Apart from sounding awful and causing your bedmate or significant other to suffer (I have dated several snore-monsters, and wow, did I sleep poorly when we were occupying the same bed), snoring is a sign of "upper airway resistance." It's caused by vibrating soft tissue in your nasal or throat passage, so if you're part of the 45 percent of men or 30 percent of women who seriously snore, know that it is not a sign that you are a dragon-troll; however, it does signal that your nighttime breathing is not as effortless as it should be.

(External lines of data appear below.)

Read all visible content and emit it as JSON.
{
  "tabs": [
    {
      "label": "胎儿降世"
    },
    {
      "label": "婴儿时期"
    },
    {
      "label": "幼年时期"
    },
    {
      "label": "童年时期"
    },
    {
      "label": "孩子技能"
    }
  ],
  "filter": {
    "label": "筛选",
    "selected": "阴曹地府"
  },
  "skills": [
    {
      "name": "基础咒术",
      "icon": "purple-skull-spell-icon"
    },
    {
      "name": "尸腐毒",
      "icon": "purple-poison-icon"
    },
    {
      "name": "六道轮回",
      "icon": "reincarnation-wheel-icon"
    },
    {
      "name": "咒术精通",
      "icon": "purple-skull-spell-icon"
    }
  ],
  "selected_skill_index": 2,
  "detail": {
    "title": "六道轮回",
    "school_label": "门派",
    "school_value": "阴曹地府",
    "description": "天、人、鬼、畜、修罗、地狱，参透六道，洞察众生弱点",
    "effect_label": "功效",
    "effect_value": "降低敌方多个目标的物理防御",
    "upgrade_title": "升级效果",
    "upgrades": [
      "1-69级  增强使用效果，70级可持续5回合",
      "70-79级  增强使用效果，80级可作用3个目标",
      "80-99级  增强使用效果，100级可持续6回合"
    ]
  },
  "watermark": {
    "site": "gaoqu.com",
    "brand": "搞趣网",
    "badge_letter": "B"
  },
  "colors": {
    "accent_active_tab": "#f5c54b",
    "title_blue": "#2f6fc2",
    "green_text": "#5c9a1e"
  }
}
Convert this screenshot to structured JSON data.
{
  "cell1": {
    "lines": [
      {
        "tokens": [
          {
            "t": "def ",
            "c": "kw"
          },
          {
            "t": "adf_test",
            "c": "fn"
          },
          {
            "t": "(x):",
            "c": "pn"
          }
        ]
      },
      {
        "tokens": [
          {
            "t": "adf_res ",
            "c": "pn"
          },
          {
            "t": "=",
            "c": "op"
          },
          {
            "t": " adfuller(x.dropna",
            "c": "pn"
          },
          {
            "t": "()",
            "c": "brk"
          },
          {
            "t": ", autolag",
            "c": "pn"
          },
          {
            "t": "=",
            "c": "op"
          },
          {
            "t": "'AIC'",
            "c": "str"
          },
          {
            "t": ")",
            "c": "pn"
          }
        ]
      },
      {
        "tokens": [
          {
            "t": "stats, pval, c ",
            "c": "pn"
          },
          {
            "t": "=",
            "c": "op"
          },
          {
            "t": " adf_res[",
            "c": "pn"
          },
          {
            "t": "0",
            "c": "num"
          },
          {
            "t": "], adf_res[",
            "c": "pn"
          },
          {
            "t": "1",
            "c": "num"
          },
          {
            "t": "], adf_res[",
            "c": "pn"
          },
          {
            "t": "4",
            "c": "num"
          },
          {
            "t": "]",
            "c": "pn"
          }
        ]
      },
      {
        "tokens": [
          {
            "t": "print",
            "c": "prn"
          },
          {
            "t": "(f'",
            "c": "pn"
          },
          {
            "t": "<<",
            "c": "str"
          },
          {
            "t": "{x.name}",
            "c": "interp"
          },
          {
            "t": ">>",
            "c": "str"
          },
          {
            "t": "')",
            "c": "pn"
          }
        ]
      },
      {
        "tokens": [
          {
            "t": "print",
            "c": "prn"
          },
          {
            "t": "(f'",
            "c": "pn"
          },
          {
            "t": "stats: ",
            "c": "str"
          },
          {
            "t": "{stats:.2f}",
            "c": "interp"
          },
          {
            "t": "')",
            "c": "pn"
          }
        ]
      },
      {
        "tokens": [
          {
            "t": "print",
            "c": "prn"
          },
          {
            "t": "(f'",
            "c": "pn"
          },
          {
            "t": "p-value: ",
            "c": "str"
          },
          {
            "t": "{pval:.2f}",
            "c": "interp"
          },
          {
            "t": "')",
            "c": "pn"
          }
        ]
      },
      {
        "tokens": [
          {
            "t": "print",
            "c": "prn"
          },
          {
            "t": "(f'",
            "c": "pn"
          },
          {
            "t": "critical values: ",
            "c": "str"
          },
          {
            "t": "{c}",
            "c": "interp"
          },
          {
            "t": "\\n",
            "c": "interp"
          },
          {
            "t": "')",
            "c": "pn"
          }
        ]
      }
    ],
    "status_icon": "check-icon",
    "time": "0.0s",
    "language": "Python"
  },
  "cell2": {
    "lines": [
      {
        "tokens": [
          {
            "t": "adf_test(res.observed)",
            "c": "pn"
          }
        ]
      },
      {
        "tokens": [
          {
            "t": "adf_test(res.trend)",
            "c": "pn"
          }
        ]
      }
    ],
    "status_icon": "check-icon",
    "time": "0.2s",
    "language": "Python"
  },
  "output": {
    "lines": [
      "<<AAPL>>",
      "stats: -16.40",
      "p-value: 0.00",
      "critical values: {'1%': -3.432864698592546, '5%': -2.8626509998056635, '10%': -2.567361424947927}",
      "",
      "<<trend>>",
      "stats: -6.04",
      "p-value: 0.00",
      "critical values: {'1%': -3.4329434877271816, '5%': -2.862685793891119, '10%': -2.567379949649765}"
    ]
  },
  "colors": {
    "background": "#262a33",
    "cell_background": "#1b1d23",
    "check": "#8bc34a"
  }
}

Study after study after study has shown that sleep deprivation pretty much derails the human body, and snoring almost always results in diminished sleep quality. Get sleep. Get good sleep. But while you may know what issues your snoring is causing, you may not be aware that snoring can actually be a symptom of a number of health issues. Here are just a few of them; if you recognize any of the symptoms, you may want to go get yourself checked out by a doctor.
1. Obstructive Sleep Apnea
Sleep apnea occurs when a person's breathing is interrupted during sleep, and snoring is often a sign of this more serious issue. Obstructed Sleep Apnea is pretty much what it sounds like — that is, it's when a person's breathing is interrupted during sleep due to an obstructed airway. People who suffer from untreated sleep apnea can stop breathing hundreds of times every night, leading to long-term health issues including high blood pressure and heart strain. If you consistently wake up feeling tired, and know that you snore, you may want to consider visiting a sleep specialist.
2. Oversized Tonsils or Adenoids
Tonsils are clusters of lymphoid tissue located in the back of the throat, while adenoids are similar tissue clusters in the back of the nose — thus, it makes sense that, if they're too large, they may be causing your snoring. For people for whom snoring and sleep apnea is a serious, life-affecting issue, getting their tonsils or adenoids removed may alleviate their breathing problems.
3. Fluctuating Weight Issues
People who are overweight may struggle with bulky throat tissue, which can obstruct air flow at night. Unfortunately, poor sleep quality and weight gain tend to chase each other in a vicious cycle. Sleep deprivation can contribute to weight gain, and weight gain can contribute to sleep deprivation. It should be noted, though, that a person's weight does not automatically cause them to snore.
4. Sinus Issues
Snoring may signal temporary sinus issues — a sinus infection can cause your nasal airway to swell, while allergies can cause nasal congestion — or more serious, long-term issues. A deviated septum, which occurs when the thin wall between your nostrils is displaced to one side, can obstruct airflow on one side of your nose and requires surgery in order to be properly fixed.